Initialization and Basic Usage

from exa import MultiModalInference

# Initialize the MultiModalInference instance
mmi = MultiModalInference()

# Define a user input with an image URL
user_input = "User: What is in this image? https://upload.wikimedia.org/wikipedia/commons/8/86/Id%C3%A9fix.JPG"

# Engage in a chat conversation and generate a response
response = mmi.chat(user_input)

# Print the model's response
print(response)

Modifying Configuration

# Change the model checkpoint
mmi.set_checkpoint("new_checkpoint")

# Change the device to CPU
mmi.set_device("cpu")

# Change the maximum length of generated text
mmi.set_max_length(200)

# Clear the chat history
mmi.clear_chat_history()

Functionality and Usage

__init__ Method

The __init__ method initializes the MultiModalInference class.

  • checkpoint (str, optional): The name of the pre-trained model checkpoint (default is "HuggingFaceM4/idefics-9b-instruct").
  • device (str, optional): The device to use for inference (default is GPU if available, otherwise CPU).
  • torch_dtype (torch.dtype, optional): The torch data type used for model input (default is torch.bfloat16).
  • max_length (int): The maximum length of the generated text (default is 100).

run Method

The run method generates text based on the provided prompts.

  • prompts (list): A list of prompts. Each prompt can include both text strings and images.
  • batched_mode (bool, optional): Whether to process prompts in batched mode. If True, all prompts are processed together; if False, only the first prompt is processed (default is True).

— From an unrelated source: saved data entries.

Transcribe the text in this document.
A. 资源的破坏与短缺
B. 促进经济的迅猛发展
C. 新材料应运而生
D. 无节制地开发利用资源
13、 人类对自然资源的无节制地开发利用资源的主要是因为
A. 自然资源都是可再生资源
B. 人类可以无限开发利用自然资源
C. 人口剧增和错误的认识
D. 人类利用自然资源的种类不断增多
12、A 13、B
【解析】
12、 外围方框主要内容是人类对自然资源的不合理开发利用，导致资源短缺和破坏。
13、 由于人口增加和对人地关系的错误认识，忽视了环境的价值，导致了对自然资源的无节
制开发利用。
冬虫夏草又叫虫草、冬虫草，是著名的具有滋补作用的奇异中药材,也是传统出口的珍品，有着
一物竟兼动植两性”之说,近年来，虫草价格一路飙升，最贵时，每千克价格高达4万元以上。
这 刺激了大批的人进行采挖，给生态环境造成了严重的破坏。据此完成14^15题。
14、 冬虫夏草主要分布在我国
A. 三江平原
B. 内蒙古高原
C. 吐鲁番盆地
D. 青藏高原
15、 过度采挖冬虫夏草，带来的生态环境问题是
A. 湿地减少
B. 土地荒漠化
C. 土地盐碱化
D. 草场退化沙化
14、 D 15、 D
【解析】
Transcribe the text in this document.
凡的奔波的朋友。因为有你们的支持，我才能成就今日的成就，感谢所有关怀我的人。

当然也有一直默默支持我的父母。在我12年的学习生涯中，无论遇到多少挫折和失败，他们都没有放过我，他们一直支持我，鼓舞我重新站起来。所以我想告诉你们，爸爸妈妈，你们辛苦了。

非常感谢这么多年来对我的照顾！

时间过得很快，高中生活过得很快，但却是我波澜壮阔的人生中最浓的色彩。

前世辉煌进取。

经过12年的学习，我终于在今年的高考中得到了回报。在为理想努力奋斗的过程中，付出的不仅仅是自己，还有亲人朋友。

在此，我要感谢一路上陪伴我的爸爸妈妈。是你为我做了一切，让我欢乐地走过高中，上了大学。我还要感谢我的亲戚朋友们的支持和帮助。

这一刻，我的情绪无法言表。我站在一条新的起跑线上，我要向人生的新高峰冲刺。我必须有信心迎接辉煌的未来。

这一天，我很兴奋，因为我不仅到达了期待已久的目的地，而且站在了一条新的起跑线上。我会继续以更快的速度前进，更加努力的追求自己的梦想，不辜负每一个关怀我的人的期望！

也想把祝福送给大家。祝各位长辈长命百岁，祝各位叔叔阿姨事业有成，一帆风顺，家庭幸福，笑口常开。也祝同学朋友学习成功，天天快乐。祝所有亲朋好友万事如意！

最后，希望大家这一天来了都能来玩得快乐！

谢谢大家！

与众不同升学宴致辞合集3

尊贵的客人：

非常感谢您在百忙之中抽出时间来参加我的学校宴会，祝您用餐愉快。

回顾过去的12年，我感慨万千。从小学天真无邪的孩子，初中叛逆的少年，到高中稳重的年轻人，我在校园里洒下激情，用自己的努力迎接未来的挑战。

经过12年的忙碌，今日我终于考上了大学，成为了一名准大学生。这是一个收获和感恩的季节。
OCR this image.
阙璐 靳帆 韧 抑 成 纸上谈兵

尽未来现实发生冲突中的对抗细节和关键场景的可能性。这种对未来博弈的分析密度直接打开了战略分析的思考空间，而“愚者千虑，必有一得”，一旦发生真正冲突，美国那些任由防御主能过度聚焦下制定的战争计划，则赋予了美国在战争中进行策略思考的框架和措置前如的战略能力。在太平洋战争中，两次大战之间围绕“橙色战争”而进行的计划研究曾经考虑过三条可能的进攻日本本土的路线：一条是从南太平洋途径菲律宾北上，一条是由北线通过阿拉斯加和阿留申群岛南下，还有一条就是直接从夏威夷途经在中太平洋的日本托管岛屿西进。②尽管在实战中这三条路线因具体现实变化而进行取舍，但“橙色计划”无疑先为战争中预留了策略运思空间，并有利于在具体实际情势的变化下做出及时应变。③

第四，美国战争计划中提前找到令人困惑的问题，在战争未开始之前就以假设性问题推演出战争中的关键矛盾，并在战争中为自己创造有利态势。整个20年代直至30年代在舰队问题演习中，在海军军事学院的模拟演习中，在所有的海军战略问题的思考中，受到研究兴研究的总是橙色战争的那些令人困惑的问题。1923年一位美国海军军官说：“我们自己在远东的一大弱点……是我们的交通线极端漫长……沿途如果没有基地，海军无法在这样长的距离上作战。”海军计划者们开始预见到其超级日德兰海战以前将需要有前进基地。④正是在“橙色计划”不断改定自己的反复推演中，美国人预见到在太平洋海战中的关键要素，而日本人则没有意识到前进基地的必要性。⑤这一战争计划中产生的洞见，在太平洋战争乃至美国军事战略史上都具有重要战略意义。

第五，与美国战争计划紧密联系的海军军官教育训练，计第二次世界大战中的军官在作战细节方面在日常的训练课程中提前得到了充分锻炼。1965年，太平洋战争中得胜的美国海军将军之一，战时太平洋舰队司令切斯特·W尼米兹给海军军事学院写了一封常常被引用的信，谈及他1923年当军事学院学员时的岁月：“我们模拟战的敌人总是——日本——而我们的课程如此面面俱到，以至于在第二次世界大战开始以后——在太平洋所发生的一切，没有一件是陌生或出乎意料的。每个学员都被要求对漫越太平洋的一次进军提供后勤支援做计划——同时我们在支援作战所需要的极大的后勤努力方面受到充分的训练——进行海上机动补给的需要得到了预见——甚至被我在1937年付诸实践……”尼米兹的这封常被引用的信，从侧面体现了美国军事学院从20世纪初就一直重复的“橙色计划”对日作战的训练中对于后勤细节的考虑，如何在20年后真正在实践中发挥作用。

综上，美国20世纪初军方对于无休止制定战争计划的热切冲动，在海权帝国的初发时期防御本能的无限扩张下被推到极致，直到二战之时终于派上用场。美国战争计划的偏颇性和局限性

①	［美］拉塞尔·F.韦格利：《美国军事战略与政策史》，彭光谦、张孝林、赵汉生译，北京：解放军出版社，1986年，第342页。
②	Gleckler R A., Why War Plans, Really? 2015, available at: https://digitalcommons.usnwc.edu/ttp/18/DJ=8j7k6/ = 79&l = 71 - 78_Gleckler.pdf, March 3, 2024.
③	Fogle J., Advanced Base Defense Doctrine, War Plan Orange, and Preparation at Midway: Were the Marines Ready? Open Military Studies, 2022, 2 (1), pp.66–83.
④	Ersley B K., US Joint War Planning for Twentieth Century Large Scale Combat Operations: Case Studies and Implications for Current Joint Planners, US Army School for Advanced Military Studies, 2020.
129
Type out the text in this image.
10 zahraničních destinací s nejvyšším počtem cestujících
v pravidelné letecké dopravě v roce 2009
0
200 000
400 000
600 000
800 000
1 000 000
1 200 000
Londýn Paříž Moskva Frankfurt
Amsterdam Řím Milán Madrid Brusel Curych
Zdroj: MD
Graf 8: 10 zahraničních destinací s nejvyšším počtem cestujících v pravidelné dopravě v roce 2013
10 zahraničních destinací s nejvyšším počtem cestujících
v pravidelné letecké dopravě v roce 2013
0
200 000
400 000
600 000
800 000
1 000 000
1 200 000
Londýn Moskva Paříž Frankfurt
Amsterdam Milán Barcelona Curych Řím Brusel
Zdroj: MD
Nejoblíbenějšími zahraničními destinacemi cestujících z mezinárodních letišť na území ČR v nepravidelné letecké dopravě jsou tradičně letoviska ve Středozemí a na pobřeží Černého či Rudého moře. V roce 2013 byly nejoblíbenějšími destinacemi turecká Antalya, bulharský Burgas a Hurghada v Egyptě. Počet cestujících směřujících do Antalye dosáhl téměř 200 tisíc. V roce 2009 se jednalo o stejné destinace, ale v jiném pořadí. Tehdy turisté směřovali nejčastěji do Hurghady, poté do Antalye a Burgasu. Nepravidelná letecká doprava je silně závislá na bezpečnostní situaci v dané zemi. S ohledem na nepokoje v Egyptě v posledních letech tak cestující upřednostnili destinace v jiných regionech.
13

Returns: - A list of generated text strings.

chat Method

The chat method engages in a continuous bidirectional conversation based on user input.

  • user_input (str): The user's input text.

Returns: - The model's response as a string.

set_checkpoint Method

The set_checkpoint method allows you to change the model checkpoint.

  • checkpoint (str): The name of the new pre-trained model checkpoint.

set_device Method

The set_device method changes the device used for inference.

  • device (str): The new device to use for inference (e.g., "cpu" or "cuda").

set_max_length Method

The set_max_length method changes the maximum length of the generated text.

  • max_length (int): The new maximum length for generated text.

clear_chat_history Method

The clear_chat_history method clears the chat history, allowing you to start a new conversation.

Additional Information

  • The class handles both textual prompts and images, making it versatile for various multimodal tasks.
  • It utilizes the Hugging Face Transformers library for seamless integration with pre-trained models.
  • You can easily switch between different model checkpoints, devices, and text length configurations to suit your needs.

For more information and advanced use cases, please refer to the Hugging Face Transformers documentation.

References

This documentation provides comprehensive information about the MultiModalInference class, including its purpose, attributes, methods, and usage examples. It is designed to help you effectively utilize the class for multimodal inference tasks in your projects.